The online event, which continues the next two Wednesdays, is sponsored by BioForward Wisconsin, a biohealth industry group. The first day included updates on UW-Madison and industry working together to make masks, face shields and other equipment in response to the pandemic.

Osterholm presented a sobering picture of the coronavirus outbreak, saying that even with a vaccine possibly available by early next year COVID-19 could still disrupt life for a long time.

Vaccines might be only 50% effective, and polls suggest only about 50% of Americans might take them, he said. Fewer than 10% have had the disease, which could prevent them from getting it again, but re-infections have been reported.

“That means only 25% of our population will be protected,” he said. Having perhaps 75% of people unprotected “is more than enough for this virus to continue raging on well into next year and past.”

It could take until 2024 to have enough vaccine to immunize the world, making global travel a lingering risk, Osterholm said.

COVID-19 transmission likely will continue at UW-Madison and other campuses in coming weeks, but students shouldn’t return home, especially if they’re infected, he said.

“We have to ask them for shared responsibility,” he said.

Lennon Rodgers, director of the UW-Madison College of Engineering’s Grainger Engineering Design Innovation Lab, said that two weeks after UW Health asked him in early March if he could make 1,000 face shields, companies from around the country were contacting the university to use its design.

But coming up with the design — a plastic face shield, a foam brow and elastic on the back — wasn’t the only challenge, Rodgers said. The supply chain also proved to be a hurdle.

“You think elastic is easy to get, or foam; it is, if you want to make 1,000 or even 10,000 (face shields),” he said. “But when you’re talking millions, it’s truckloads upon truckloads of material.”

Nicolas Paris, CEO of Gilson, a life sciences lab tools company based in Middleton, wasn’t able to attend the meeting, but said through remarks shared by BioForward CEO Lisa Johnson that the company faced obstacles while trying to develop rapid testing for COVID-19.

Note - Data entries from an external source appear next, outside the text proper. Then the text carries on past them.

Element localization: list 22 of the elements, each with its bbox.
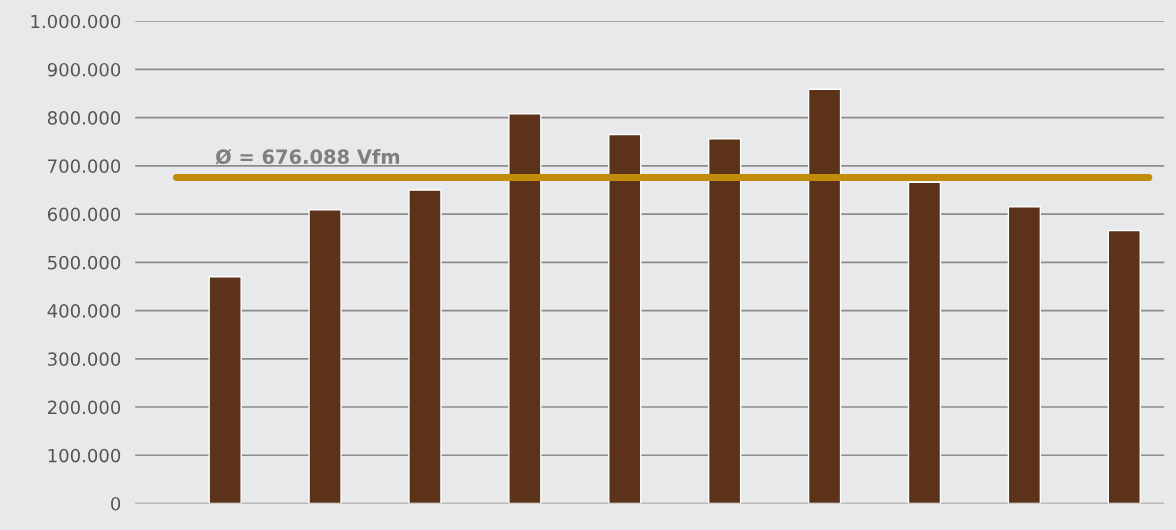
bar (1107, 229, 1141, 504)
y-tick-label: 300.000 (48, 352, 121, 366)
y-tick-label: 1.000.000 (31, 14, 121, 29)
y-tick-label: 0 (111, 496, 121, 511)
bar (408, 189, 442, 504)
bar (907, 181, 942, 504)
ref-line-label: Ø = 676.088 Vfm (215, 148, 400, 165)
y-tick-label: 500.000 (48, 255, 121, 270)
bar (308, 209, 342, 504)
y-tick-label: 700.000 (48, 159, 121, 174)
bar (208, 276, 242, 504)
bar (1007, 206, 1042, 504)
y-tick-label: 400.000 (47, 304, 121, 318)
y-tick-label: 800.000 (47, 111, 121, 125)
y-tick-label: 900.000 (47, 62, 121, 77)
bar (807, 88, 842, 504)
y-tick-label: 100.000 (48, 448, 121, 463)
bar (508, 113, 542, 504)
bar (608, 133, 642, 504)
bar (707, 138, 742, 504)
y-tick-label: 200.000 (48, 400, 121, 415)
y-tick-label: 600.000 (47, 207, 121, 222)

Paris said the Wisconsin Department of Health Services wasn’t initially interested in rapid testing, even as European countries showed interest. Gilson has worked with UW-Madison on a saliva test, but isn’t sure how much the university might use it, he said.

“There’s a vibrant biotech community here, but our state is looking for solutions from outside the state,” Paris said through Johnson.

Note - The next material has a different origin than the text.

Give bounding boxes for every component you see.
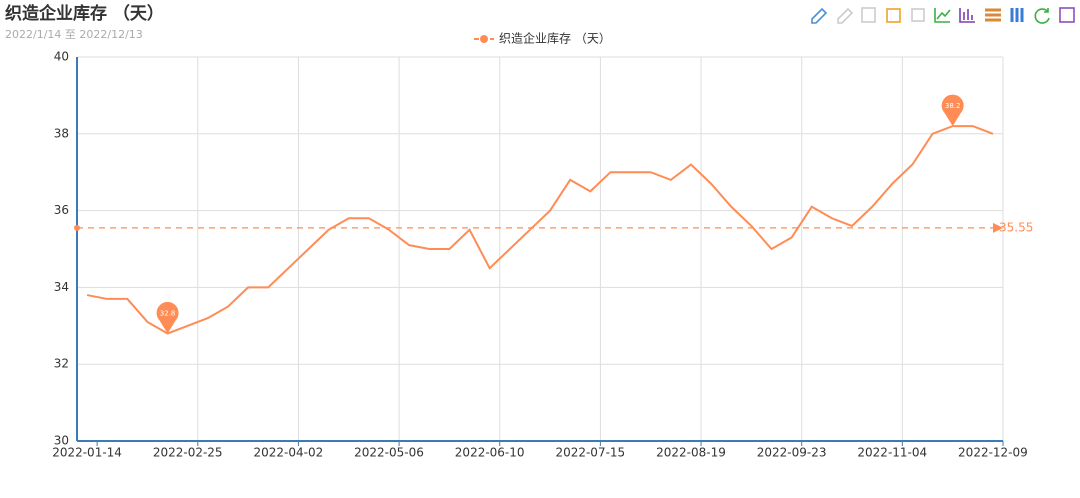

Biotech leaders said other successful COVID-19 partnerships, involving companies such as GE Healthcare and Aprilaire, could help Madison and the state act on a report in December putting the city No. 1 of 35 places primed to become tech hubs if they receive federal support. Milwaukee was No. 17.

“In COVID-19 examples, those connections have started,” said Jane Mahoney, director of dissemination and implementation at UW-Madison’s Institute for Clinical and Translational Research. “We can begin to deepen those and broaden those to set ourselves up for future success.”